Poco dopo, Sam salvò Frodo all'indomani di una battaglia ribelle tra gli Orchi che lo avevano catturato, che aveva portato quasi l'intera guarnigione della torre a uccidersi a vicenda. Restituendo l'Anello a Frodo, i due iniziarono l'arduo viaggio verso il Monte Fato.

Distruzione dell'Unico Anello

Dopo alcuni giorni, Frodo e Sam raggiunsero il vulcano ma furono attaccati da Gollum. Respingendolo, Frodo continuò fino al Crack of Doom. Ma durante la sua ricerca, l'Anello aveva continuato a stringere la presa sulla mente di Frodo.

Entrando e arrivando al Crack of Doom, Frodo reclamò l'Anello per conto suo e lo indossò. Sauron lo individuò immediatamente e, rendendosi conto dell'entità della sua follia, inviò i Nazgûl su cavalcature alate per recuperarlo. Per fortuna, tuttavia, Gollum, che era stato risparmiato pochi istanti prima da Sam, attaccò Frodo e morse l'Anello e la maggior parte del dito era stato on-off dalla mano di Frodo.

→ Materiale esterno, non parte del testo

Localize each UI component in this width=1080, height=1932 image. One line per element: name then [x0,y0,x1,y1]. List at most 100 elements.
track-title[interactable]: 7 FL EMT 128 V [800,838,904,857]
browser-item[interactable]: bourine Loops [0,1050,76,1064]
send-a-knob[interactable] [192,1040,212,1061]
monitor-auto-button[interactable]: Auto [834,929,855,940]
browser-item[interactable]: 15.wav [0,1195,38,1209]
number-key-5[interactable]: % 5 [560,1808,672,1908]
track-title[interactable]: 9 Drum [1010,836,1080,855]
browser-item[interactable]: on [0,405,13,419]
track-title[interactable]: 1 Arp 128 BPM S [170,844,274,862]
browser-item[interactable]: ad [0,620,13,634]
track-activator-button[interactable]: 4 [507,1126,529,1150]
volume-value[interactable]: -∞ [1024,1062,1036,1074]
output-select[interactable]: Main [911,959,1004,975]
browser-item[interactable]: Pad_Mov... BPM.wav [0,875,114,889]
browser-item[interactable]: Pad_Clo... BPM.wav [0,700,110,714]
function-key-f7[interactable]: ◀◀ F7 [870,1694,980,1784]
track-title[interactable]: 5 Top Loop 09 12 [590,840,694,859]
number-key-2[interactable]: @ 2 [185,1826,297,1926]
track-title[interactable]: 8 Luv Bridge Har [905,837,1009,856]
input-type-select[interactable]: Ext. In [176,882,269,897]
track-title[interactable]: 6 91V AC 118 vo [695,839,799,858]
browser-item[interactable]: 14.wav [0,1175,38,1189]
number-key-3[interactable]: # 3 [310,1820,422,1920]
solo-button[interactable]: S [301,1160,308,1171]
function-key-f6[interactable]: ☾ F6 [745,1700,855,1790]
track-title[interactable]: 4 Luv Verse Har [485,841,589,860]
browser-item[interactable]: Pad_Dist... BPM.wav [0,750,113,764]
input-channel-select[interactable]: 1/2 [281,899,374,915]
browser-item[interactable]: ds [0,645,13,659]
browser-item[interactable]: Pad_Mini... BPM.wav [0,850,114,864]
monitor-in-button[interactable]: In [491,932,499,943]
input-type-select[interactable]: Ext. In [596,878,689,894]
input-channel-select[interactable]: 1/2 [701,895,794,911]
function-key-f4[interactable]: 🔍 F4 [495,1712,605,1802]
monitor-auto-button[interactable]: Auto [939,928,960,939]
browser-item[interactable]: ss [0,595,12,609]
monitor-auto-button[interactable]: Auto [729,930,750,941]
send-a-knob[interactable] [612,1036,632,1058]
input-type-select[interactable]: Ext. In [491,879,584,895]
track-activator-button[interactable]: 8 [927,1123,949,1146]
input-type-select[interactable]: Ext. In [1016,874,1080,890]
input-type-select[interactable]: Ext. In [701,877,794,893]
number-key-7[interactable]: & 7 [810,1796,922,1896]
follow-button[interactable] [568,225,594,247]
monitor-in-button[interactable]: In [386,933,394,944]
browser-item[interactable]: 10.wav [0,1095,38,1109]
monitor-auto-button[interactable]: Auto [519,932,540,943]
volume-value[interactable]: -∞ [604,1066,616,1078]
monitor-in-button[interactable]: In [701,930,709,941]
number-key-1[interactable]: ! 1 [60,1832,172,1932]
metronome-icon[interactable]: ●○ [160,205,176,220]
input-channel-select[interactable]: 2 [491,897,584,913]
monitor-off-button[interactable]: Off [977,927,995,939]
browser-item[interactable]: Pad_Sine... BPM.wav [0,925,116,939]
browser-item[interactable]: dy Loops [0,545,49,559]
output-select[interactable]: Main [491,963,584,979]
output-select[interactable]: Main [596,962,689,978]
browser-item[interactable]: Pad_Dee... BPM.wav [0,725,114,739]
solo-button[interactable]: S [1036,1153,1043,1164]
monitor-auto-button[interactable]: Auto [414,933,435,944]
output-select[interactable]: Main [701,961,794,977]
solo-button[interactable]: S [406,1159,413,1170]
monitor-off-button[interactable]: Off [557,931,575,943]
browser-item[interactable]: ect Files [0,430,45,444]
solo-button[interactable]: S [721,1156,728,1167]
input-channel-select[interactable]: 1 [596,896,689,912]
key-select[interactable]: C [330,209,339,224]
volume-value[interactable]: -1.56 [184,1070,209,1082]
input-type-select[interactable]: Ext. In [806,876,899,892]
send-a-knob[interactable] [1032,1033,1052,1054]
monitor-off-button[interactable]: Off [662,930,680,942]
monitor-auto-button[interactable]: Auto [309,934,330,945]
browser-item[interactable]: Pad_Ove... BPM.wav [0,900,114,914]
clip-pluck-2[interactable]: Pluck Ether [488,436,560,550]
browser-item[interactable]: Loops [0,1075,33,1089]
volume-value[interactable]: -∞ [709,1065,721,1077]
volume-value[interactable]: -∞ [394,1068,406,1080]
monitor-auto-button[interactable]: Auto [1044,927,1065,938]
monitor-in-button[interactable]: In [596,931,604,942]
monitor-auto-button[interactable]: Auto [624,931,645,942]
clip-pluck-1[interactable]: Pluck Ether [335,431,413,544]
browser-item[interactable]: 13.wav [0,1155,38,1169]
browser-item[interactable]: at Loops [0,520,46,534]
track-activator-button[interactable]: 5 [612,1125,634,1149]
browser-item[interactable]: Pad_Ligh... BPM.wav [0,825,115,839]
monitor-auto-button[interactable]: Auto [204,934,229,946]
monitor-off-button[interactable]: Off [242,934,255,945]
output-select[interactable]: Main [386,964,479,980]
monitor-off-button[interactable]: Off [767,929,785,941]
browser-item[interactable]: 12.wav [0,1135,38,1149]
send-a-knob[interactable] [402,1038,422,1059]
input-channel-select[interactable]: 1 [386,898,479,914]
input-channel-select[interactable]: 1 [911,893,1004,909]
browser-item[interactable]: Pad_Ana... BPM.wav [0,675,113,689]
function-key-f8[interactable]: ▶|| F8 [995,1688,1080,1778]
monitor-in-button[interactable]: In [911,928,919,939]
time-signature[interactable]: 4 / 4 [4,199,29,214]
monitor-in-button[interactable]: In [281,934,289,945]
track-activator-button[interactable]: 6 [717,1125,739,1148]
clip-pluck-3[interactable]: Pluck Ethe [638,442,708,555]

Quindi, ballando di gioia per il recupero dell'Anello, Gollum fece un passo falso e cadde dal lato di una scogliera nel Crack of Doom (si dice che questo sia stato uno dei pochi interventi di Eru sugli eventi della Terra di Mezzo). Lì, l'Anello fu rapidamente disfatto, annullando il potere di Sauron e sconfiggendolo indefinitamente.